Guidance: This skill works by downloading and executing a helper binary (pi.exe/pi) from a GitHub Releases URL at runtime. That makes its behavior dependent on whatever code is in that remote binary — which is not included or verified. Before installing or running it: 1) Review the upstream release page and vendor identity (who controls noah-smith-max/pi_public) and confirm you trust that source. 2) Ask the skill author for checksums/signatures or for the helper's source code so you can verify what will run. 3) Avoid running it on production or sensitive systems; test in an isolated VM or disposable environment. 4) Prefer a version that includes integrity verification (SHA256/GPG) or a pure-Python implementation instead of executing an unsigned binary. 5) Note the script only supports Windows/macOS (it exits on Linux). If you accept the risk, consider improving the wrapper (use subprocess.run with argument lists to avoid shell-joining, validate TLS/release integrity, and pin a specific release).

Review Dimensions

Purpose & Capability: noteThe name/description (Android SDK management) match the included Python wrapper which downloads and runs a helper 'pi' binary to perform tasks. Requesting a helper executable is plausible for this purpose, so the overall capability aligns with the stated purpose.
Instruction Scope: concernThe runtime instructions (run pi_claw.py) cause the skill to download an external binary and execute it. While this is related to the stated task, the instructions grant the skill authority to fetch and run arbitrary remote code (the contents of the 'pi' binary are not included), which expands scope beyond what a pure instruction-only skill typically does.
Install Mechanism: concernThe Python script downloads an executable from GitHub Releases and executes it. Although GitHub releases is a known host, there is no checksum/signature verification, no pinned release artifact, and the binary is executed immediately. Download+extract/execute of remote binaries without integrity checks is a high-risk install pattern.

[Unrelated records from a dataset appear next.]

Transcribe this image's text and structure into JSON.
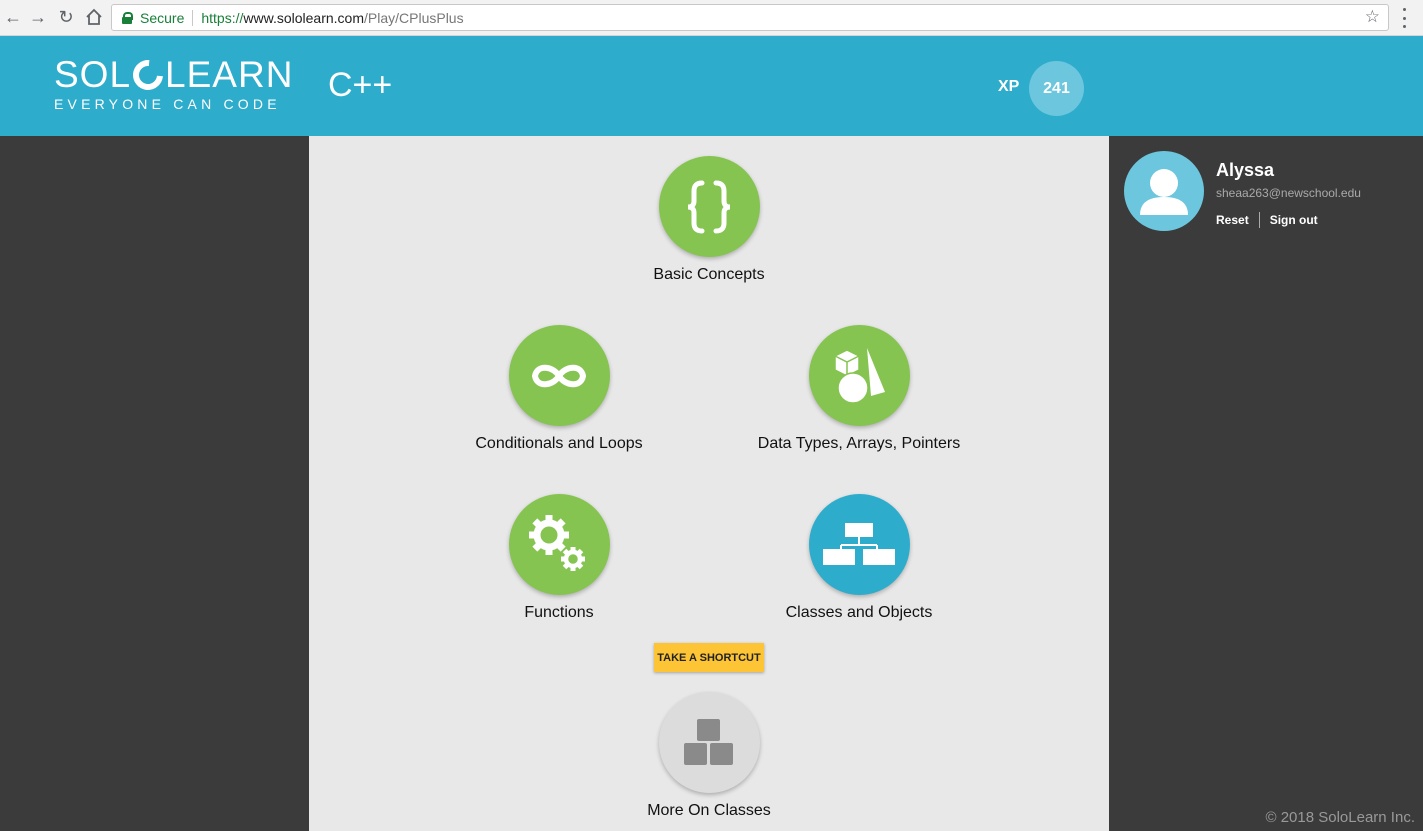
{
  "browser": {
    "secure_label": "Secure",
    "url_scheme": "https://",
    "url_host": "www.sololearn.com",
    "url_path": "/Play/CPlusPlus"
  },
  "header": {
    "logo_part1": "SOL",
    "logo_part2": "LEARN",
    "logo_tagline": "EVERYONE CAN CODE",
    "course_title": "C++",
    "xp_label": "XP",
    "xp_value": "241"
  },
  "modules": [
    {
      "label": "Basic Concepts",
      "icon": "curly-braces-icon",
      "state": "completed"
    },
    {
      "label": "Conditionals and Loops",
      "icon": "infinity-icon",
      "state": "completed"
    },
    {
      "label": "Data Types, Arrays, Pointers",
      "icon": "shapes-icon",
      "state": "completed"
    },
    {
      "label": "Functions",
      "icon": "gears-icon",
      "state": "completed"
    },
    {
      "label": "Classes and Objects",
      "icon": "hierarchy-icon",
      "state": "current"
    },
    {
      "label": "More On Classes",
      "icon": "blocks-icon",
      "state": "locked"
    }
  ],
  "shortcut_label": "TAKE A SHORTCUT",
  "user": {
    "name": "Alyssa",
    "email": "sheaa263@newschool.edu",
    "reset_label": "Reset",
    "signout_label": "Sign out"
  },
  "footer": "© 2018 SoloLearn Inc.",
  "colors": {
    "header": "#2eaccc",
    "completed": "#86c451",
    "current": "#2eaccc",
    "locked": "#dcdcdc",
    "shortcut": "#fdc535",
    "sidebar": "#3b3b3b",
    "panel": "#e8e8e8"
  }
}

Credentials: okThe skill declares no required environment variables, credentials, or config paths and the code does not read any secrets. The requested environment access is minimal and proportionate to the task as described.
Persistence & Privilege: noteThe script writes the downloaded 'pi' binary into the same directory as pi_claw.py and executes it. This is a local write and not a platform-wide persistence request (always:false). Still, writing and running an executable on disk increases attack surface and should be considered before use.